Après avoir passé la journée avec Eyden, je finis sa petite routine du soir pour commencer la mienne : une vraie soirée seule (elles s’apprécient croyez moi) avec un petit takeway (vraiment la flemme de cuisiner le dimanche soir!) avec une série en fond tout en organisant ma semaine à venir : les échéances du boulot et les évènements perso. Mais comme tous les dimanches soir, il y a ce petit blues de la semaine qui finit, petit blues d’appréhension de celle qui commence en ne sachant pas quelles surprises elle peut détenir.
Mais depuis maintenant deux mois il n’y a ni dimanche ni lundi car même si le travail continu, il déborde tellement sur la vie personnelle et vice versa qu’il n’y a ni moment de calme ni période de réflexion et encore moins de planification pour les jours et les semaines à venir ! On a cessé de parler de l’avenir tellement on est empétrés dans le temps présent comme bloqués dans un espace spacio temporel aussi incertein que vraiment chiant !
Mais en ce dimanche 10 mai, on rêverait presque à planifier des dîners, des retrouvailles, des vacances aussi peut être et quelque part (et je parle pour moi), les cases de mon cerveau reprennent un peu leur place et la fumée qui sortait de mes oreilles continuellement pendant tout ce temps se tarie un peu. Les gens moquent souvent la routine. Son installation dans la vie représentant pour eux, la fin de tout fun dans la vie. La vérité c’est qu’elle n’est pas aussi chiante qu’elle n’y paraît. Avoir des repères aussi sporadiques et étendus dans la semaine soient ils nous permettent tout simplement de … se relaxer et franchement, on en a grand besoin non ?
Je reste persuadée qu’on ne pouvait pas réussir son confinement. Chez la majorité d’entre nous, il y a eu la phase tri, rangement, travaux, jeux, activités manuelle, pâtisserie, découvertes culinaires… bref pour tout le monde ou presque, ce confinement a été la course à la productivité ou comment réussir son enfermement, exceller dans une situation subie, positiver à tout prix. Pour d’autres, il s’agissait juste de survivre à cette période si particulière entre solitude subie ou vie de famille compliquée, ce dernier dimanche confiné à des airs de libération de l’esprit.

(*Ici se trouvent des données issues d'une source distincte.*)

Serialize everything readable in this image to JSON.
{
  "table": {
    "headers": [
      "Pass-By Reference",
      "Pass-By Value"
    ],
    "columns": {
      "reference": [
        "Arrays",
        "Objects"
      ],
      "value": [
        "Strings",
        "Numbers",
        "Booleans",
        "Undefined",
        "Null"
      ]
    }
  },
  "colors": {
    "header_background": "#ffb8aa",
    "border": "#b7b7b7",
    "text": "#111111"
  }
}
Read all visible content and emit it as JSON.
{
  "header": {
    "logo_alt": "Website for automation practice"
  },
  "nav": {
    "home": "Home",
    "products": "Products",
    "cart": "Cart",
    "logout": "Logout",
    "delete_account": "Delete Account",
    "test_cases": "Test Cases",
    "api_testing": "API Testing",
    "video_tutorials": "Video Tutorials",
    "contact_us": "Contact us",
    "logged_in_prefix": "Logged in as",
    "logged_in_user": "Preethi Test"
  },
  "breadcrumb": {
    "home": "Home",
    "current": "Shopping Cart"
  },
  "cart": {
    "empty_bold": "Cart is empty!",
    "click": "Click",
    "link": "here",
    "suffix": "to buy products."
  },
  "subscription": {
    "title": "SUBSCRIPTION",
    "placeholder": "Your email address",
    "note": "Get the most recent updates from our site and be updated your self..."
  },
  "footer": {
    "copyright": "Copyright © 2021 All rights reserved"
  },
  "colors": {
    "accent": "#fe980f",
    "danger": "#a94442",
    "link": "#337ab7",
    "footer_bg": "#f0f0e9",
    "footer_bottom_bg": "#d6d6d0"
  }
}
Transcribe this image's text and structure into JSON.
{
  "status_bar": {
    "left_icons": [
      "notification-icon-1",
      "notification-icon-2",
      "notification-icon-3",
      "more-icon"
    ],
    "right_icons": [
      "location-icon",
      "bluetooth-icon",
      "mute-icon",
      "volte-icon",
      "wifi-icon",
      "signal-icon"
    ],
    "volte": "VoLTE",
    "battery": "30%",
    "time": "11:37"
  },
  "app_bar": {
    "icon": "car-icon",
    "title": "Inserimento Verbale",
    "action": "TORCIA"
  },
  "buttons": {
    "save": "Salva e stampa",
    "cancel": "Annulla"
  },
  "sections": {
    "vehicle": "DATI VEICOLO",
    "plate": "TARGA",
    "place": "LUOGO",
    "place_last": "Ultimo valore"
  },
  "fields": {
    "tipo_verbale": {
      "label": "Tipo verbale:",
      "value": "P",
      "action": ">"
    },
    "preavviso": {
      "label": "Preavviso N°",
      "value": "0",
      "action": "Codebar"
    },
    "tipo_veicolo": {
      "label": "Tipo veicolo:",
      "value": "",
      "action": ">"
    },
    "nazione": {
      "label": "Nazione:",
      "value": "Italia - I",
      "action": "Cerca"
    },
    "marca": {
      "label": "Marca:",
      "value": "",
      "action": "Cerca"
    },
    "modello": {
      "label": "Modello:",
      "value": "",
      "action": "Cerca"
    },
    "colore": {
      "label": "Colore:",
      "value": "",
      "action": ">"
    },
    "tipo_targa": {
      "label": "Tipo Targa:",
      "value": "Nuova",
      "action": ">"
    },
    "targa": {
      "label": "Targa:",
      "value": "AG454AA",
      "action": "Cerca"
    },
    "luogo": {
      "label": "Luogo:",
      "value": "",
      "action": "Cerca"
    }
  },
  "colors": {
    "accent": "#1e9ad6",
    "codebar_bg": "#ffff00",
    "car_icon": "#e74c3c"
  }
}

Comme on ne pouvait pas réussir son confinement, je vous le dis d’avance, on ne pourra pas réussir sa sortie ! N’allez pas à l’encontre de vos instincts, ne cherchez pas forcément à rattraper à tout prix le « temps perdu » c’est la seule chose au monde qu’on ne saurait faire. N’en faites pas « trop » au risque d’avoir des regrets, ne cherchez pas à tout prix à retrouver « la vie d’avant », elle n’existe plus vraiment et c’est tant mieux, qui cherche à reculer ?
Bien sûr et comme tout le monde je pense, on a une longue liste de choses à faire et de personnes à voir, on prendra le tout une tâche à la fois, un jour à la fois le tout sans se presser ni s’opresser Bien sûr, je suis certaine qu’il arrivera un jour où on oubliera même toutes les restrictions que l’on vient de vivre. Mais le ramadan nous permet là aussi d’aborder ce déconfinement doucement, un jour à la fois, un ftour à la fois, il ralenti notre rythme, nous recentre sur l’essentiel et nous protège des excès. On voudrait presque qu’il ne se termine pas tellement il a été doux jusqu’ici (le Ramadan pas le confinement) mais je suis sûre que, comme moi, vous êtes heureux de pouvoir enfin partager vos tables avec vos êtres proches.
En attendant une nouvelle chronique,
Je vous embrasse
J.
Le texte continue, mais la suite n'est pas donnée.